Google has raised the stakes once more after nearly six months of steady computation. It wasn’t simple, as you might think for a feat of this magnitude: “we calculated the amount of the temporary storage necessary for the computation to be roughly 554 TB,” Haruka Iwao revealed. “The highest permanent disk storage that you can attach to a single virtual machine is 257 TB, which is usually plenty for standard single-node applications, but not in this situation.”
Instead, the engineers created a cluster of nodes consisting of one compute node and 32 storage nodes with a total disk capacity of 663 TB. To give you an idea of how enormous it is, imagine installing the massively multiplayer online role-playing game World of Warcraft 7,000 times all at once. But what is the purpose of all this power?
The digits were calculated by the Cloud using a method devised by David and Gregory Chudnovsky, two mathematicians.

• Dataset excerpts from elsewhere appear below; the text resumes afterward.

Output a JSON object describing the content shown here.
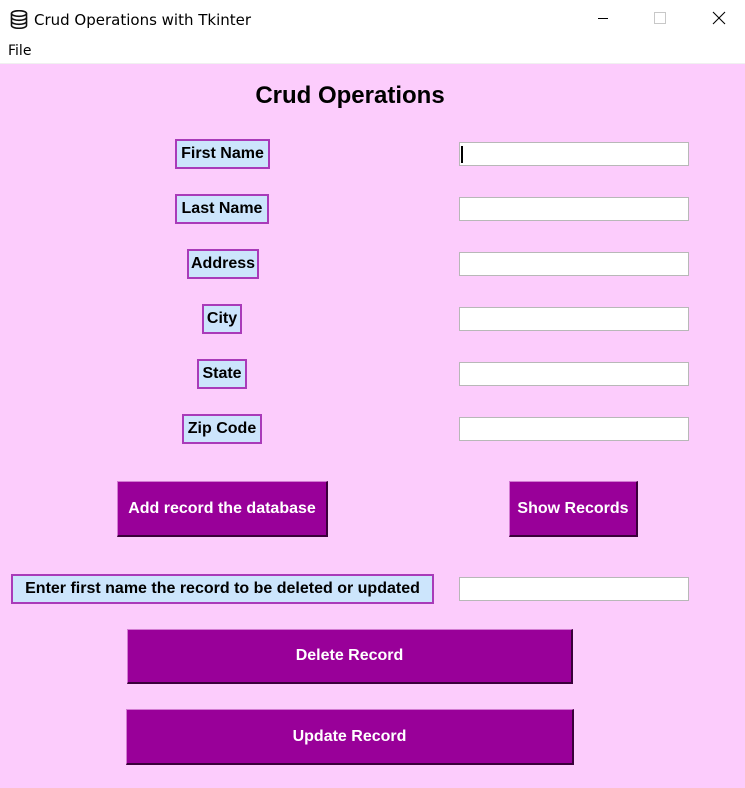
{
  "window": {
    "title": "Crud Operations with Tkinter",
    "icon": "database-icon",
    "minimize_icon": "minimize-icon",
    "maximize_icon": "maximize-icon",
    "close_icon": "close-icon"
  },
  "menu": {
    "file_label": "File"
  },
  "form": {
    "heading": "Crud Operations",
    "first_name_label": "First Name",
    "last_name_label": "Last Name",
    "address_label": "Address",
    "city_label": "City",
    "state_label": "State",
    "zip_code_label": "Zip Code",
    "first_name_value": "",
    "last_name_value": "",
    "address_value": "",
    "city_value": "",
    "state_value": "",
    "zip_code_value": ""
  },
  "actions": {
    "add_label": "Add record the database",
    "show_label": "Show Records",
    "delete_prompt_label": "Enter first name the record to be deleted or updated",
    "delete_prompt_value": "",
    "delete_label": "Delete Record",
    "update_label": "Update Record"
  },
  "colors": {
    "background": "#fcccfc",
    "label_background": "#cce5fc",
    "label_border": "#a93ab9",
    "button_background": "#990099",
    "button_text": "#ffffff"
  }
}
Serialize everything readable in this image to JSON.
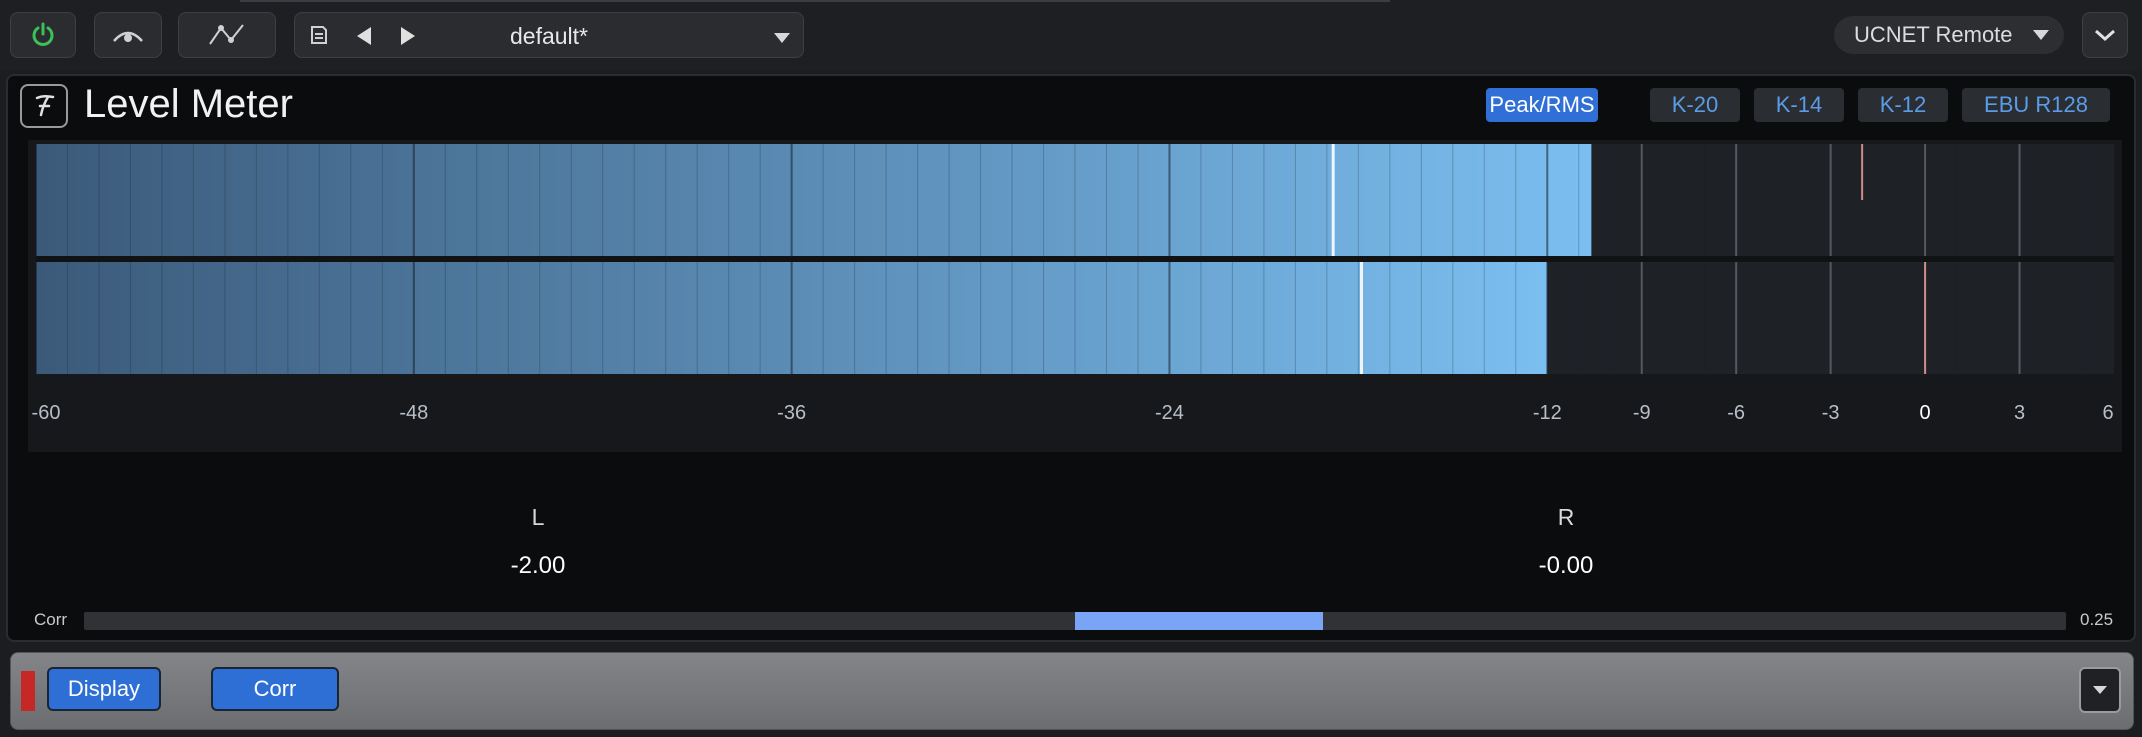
{
  "toolbar": {
    "preset_name": "default*",
    "remote_label": "UCNET Remote",
    "icons": [
      "power-icon",
      "compare-icon",
      "automation-icon",
      "save-icon",
      "previous-icon",
      "next-icon",
      "dropdown-icon",
      "expand-icon"
    ]
  },
  "plugin": {
    "title": "Level Meter",
    "modes": [
      "Peak/RMS",
      "K-20",
      "K-14",
      "K-12",
      "EBU R128"
    ],
    "active_mode": "Peak/RMS"
  },
  "meter": {
    "scale_labels": [
      "-60",
      "-48",
      "-36",
      "-24",
      "-12",
      "-9",
      "-6",
      "-3",
      "0",
      "3",
      "6"
    ],
    "range_db": [
      -60,
      6
    ],
    "channels": [
      {
        "name": "L",
        "value": "-2.00",
        "level_db": -10.6,
        "hold_db": -18.8
      },
      {
        "name": "R",
        "value": "-0.00",
        "level_db": -12.0,
        "hold_db": -17.9
      }
    ]
  },
  "correlation": {
    "label": "Corr",
    "value": "0.25",
    "fill_from": 0.0,
    "fill_to": 0.25
  },
  "bottom_bar": {
    "display_label": "Display",
    "corr_label": "Corr"
  },
  "colors": {
    "accent": "#2f6fd6",
    "meter_start": "#3b5a7a",
    "meter_end": "#7bbef0",
    "power": "#3cc05a",
    "clip_marker": "#d08a8a"
  }
}
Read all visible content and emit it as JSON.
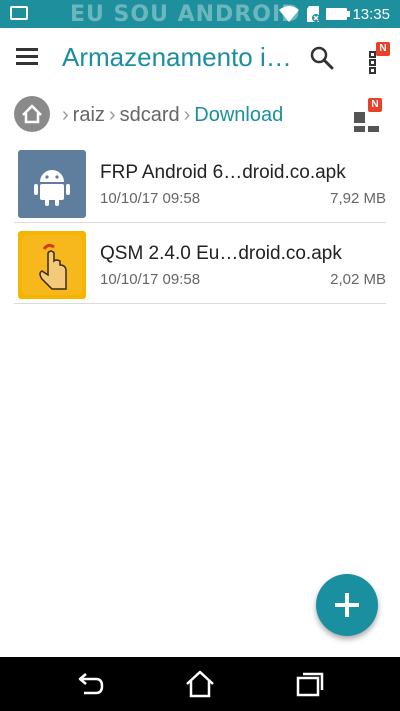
{
  "status_bar": {
    "time": "13:35",
    "watermark": "EU SOU ANDROID",
    "icons": [
      "gallery-icon",
      "wifi-icon",
      "sd-card-icon",
      "battery-icon"
    ]
  },
  "app_bar": {
    "title": "Armazenamento i…",
    "icons": [
      "menu-icon",
      "search-icon",
      "more-icon"
    ],
    "badge": "N"
  },
  "breadcrumb": {
    "items": [
      "raiz",
      "sdcard",
      "Download"
    ],
    "home_icon": "home-icon",
    "view_toggle_icon": "grid-view-icon",
    "badge": "N"
  },
  "files": [
    {
      "name": "FRP Android 6…droid.co.apk",
      "date": "10/10/17 09:58",
      "size": "7,92 MB",
      "icon": "android-apk-icon"
    },
    {
      "name": "QSM 2.4.0 Eu…droid.co.apk",
      "date": "10/10/17 09:58",
      "size": "2,02 MB",
      "icon": "touch-app-icon"
    }
  ],
  "fab": {
    "icon": "plus-icon"
  },
  "nav_bar": {
    "icons": [
      "back-icon",
      "home-icon",
      "recents-icon"
    ]
  },
  "colors": {
    "accent": "#1a8fa0",
    "status_bar": "#1e8f9c",
    "apk_thumb": "#5f7e9e",
    "qsm_thumb": "#f4b400"
  }
}
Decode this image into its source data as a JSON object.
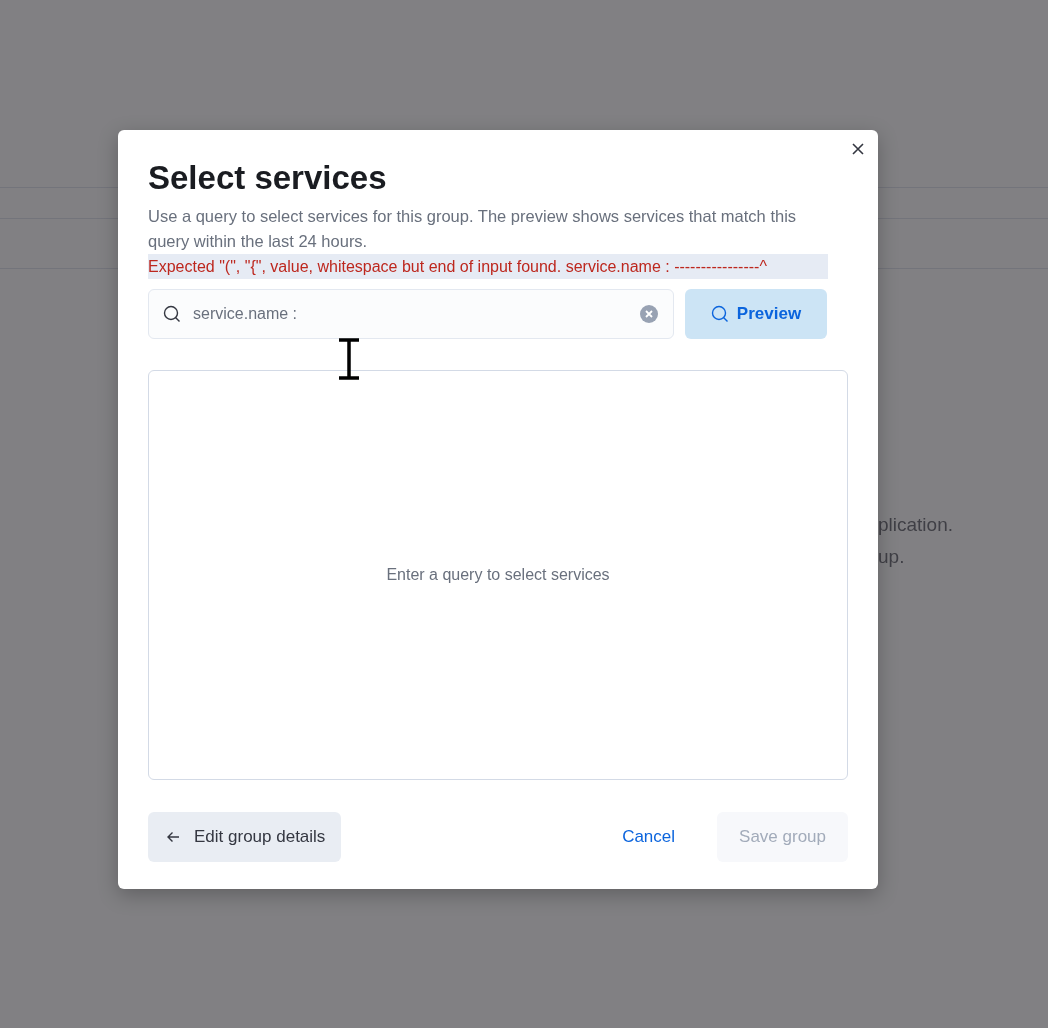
{
  "background": {
    "lines": [
      "plication.",
      "up."
    ]
  },
  "modal": {
    "title": "Select services",
    "description": "Use a query to select services for this group. The preview shows services that match this query within the last 24 hours.",
    "error": "Expected \"(\", \"{\", value, whitespace but end of input found. service.name : ----------------^",
    "query": {
      "value": "service.name :"
    },
    "preview_button": "Preview",
    "empty_message": "Enter a query to select services",
    "footer": [
      {
        "label": "Edit group details",
        "kind": "back"
      },
      {
        "label": "Cancel",
        "kind": "link",
        "disabled": false
      },
      {
        "label": "Save group",
        "kind": "primary",
        "disabled": true
      }
    ]
  }
}
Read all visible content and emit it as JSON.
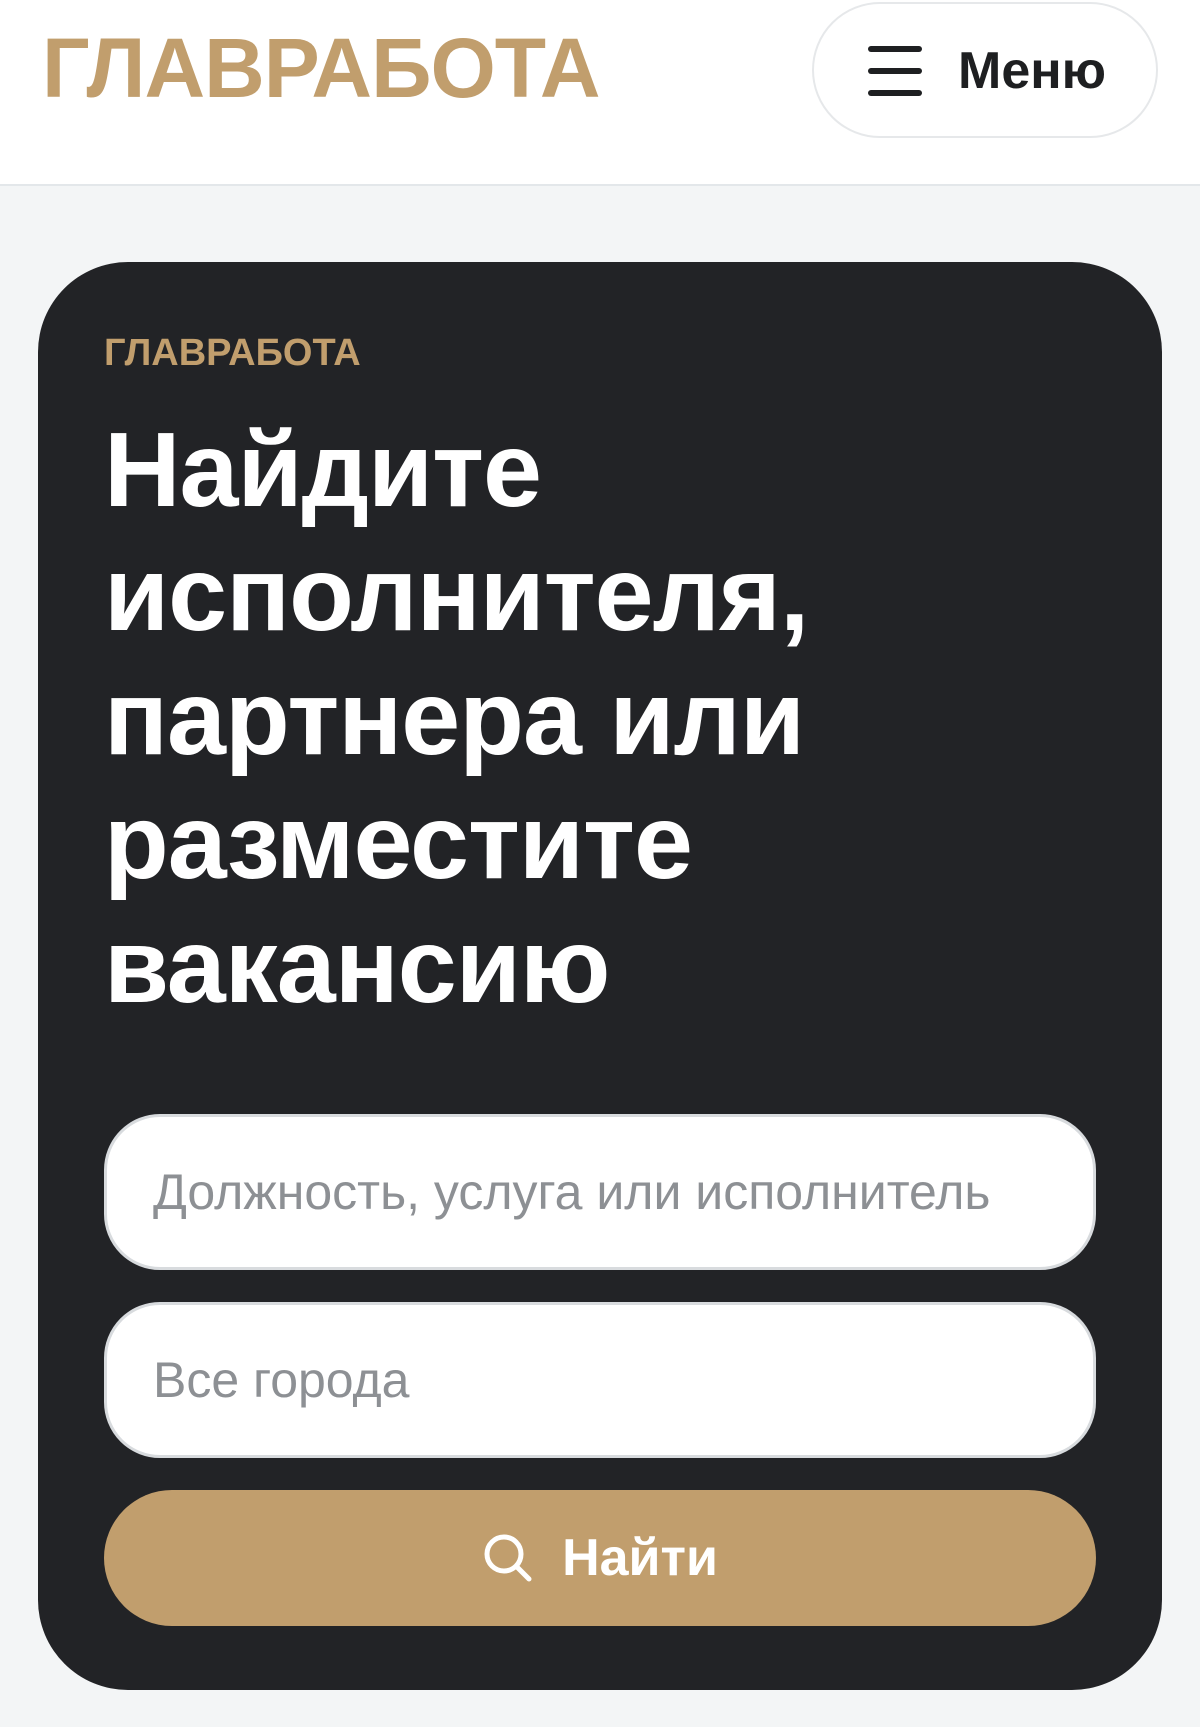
{
  "header": {
    "logo": "ГЛАВРАБОТА",
    "menu_label": "Меню"
  },
  "hero": {
    "eyebrow": "ГЛАВРАБОТА",
    "title": "Найдите исполнителя, партнера или разместите вакансию"
  },
  "search": {
    "position_placeholder": "Должность, услуга или исполнитель",
    "position_value": "",
    "city_placeholder": "Все города",
    "city_value": "",
    "button_label": "Найти"
  },
  "colors": {
    "brand_gold": "#c19e6d",
    "card_dark": "#222326",
    "page_background": "#f3f5f6"
  },
  "icons": {
    "menu": "hamburger-menu-icon",
    "search": "search-icon"
  }
}
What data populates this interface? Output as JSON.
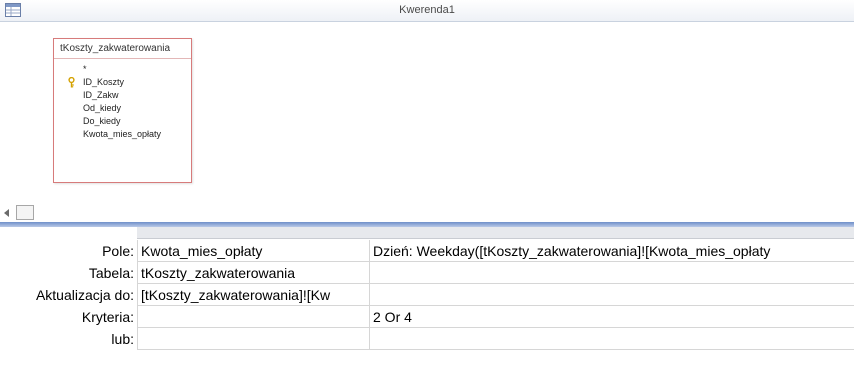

The Chudnovsky brothers devised their method in the late 1980s, and within a few years, they had individually smashed the record for most pi digits computed — two billion digits – using a supercomputer they built from mail-order parts in their shared New York apartment. The Chudnovsky technique has been the algorithm of choice for most record attempts in pi-calculation since its publication — in fact; it is the only approach that has found more digits than prior records for the last 12 years.
That’s because it’s an extremely efficient algorithm: on average, you acquire more than 14 more digits every time you conduct a new iteration. It’s a huge leap forward from the early attempts to compute pi. The first method was devised by Archimedes – he of the bathtime “eureka!” fame – and relied on polygons: A computer, this time human rather than mechanical, would have to construct two regular polygons on either side of a circle, and then use the perimeters of the polygons as limits to find an approximation of the circumference.
The more sides a form had, the more precise the estimate of pi was — Archimedes went all the way up to 96-sided models, establishing that pi was greater than 3.1408 but less than 3.1429.